Minggu, 28 Desember 2014

Smoking

Smoking - Smoking tobacco dramatically increases the risk of developing many diseases. It is responsible for a substantial majority of cases of lung cancer and chronic obstructive pulmonary disease, and most smokers die either from these respiratory diseases or from ischaemic heart disease. Smoking also causes cancers of the upper respiratory and gastrointestinal tracts, pancreas, bladder and kidney, and increases risks of peripheral vascular disease, stroke and peptic ulceration. Maternal smoking is an important cause of fetal growth retardation. 

Smoking can damage your health

Stop Smoking
Moreover, there is increasing evidence that passive (or ‘secondhand’) smoking has adverse effects on cardiovascular and respiratory health. When the ill-health effects of smoking were first discovered, doctors imagined that warning people about the dangers of smoking would result in them giving up. However, it also took increased taxation of tobacco, banning of advertising and support for smoking cessation to maintain a decline in smoking rates. In several European countries (including the UK), this has culminated in a complete ban on smoking in all public places—legislation that only became possible as the public became convinced of the dangers of secondhand smoke.  However, smoking rates remain high in many poorer areas and are increasing amongst young women. In many developing countries tobacco companies have found new markets and rates are rising. World-wide, there are ∼1 billion smokers, and 3 million die prematurely each year as a result of their habit.

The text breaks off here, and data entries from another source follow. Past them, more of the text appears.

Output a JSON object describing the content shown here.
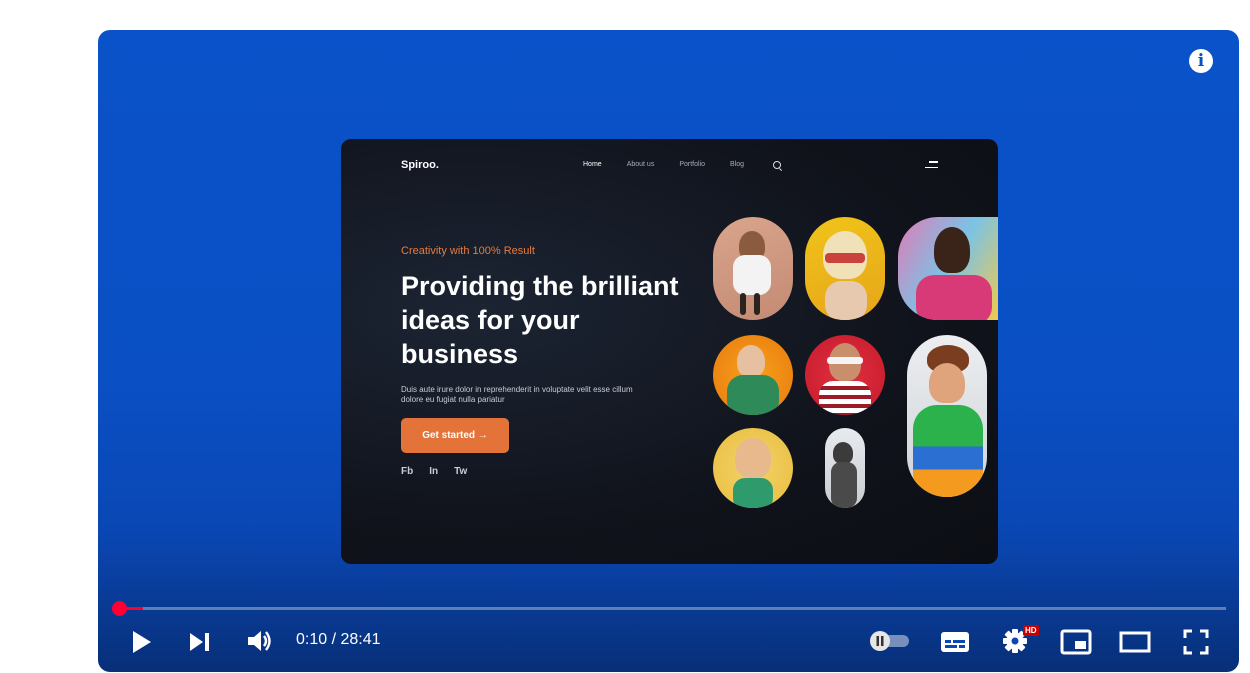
{
  "frame": {
    "brand": "Spiroo.",
    "nav": [
      "Home",
      "About us",
      "Portfolio",
      "Blog"
    ],
    "tagline": "Creativity  with 100% Result",
    "headline": "Providing the brilliant ideas for your business",
    "description": "Duis aute irure dolor in reprehenderit in voluptate velit esse cillum dolore eu fugiat nulla pariatur",
    "cta_label": "Get started →",
    "social": [
      "Fb",
      "In",
      "Tw"
    ]
  },
  "controls": {
    "time": "0:10 / 28:41",
    "progress_fraction": 0.0058,
    "hd_badge": "HD",
    "colors": {
      "accent": "#ff0033",
      "background": "#0a4fc4",
      "cta": "#e4733a"
    },
    "icons": [
      "play-icon",
      "next-icon",
      "volume-icon",
      "autoplay-toggle",
      "subtitles-icon",
      "settings-icon",
      "miniplayer-icon",
      "theater-icon",
      "fullscreen-icon",
      "info-icon"
    ]
  }
}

In reality, there is a complex hierarchy of systems that interact to cause smokers to initiate and maintain their habit. At the molecular and cellular levels, nicotine acts on the nervous system to create dependence, so that smokers experience unpleasant effects when they attempt to quit. So, even if they know it is harmful, the role of addiction in maintaining the habit is important. Influences at the personal and social level are just as important. Many individuals bolster their denial of the harmful effects of smoking by focusing on someone they knew personally who smoked until he or she was very old and died peacefully in bed. Such strong counterexamples help smokers to maintain internal beliefs that comfort them when presented with statistical evidence.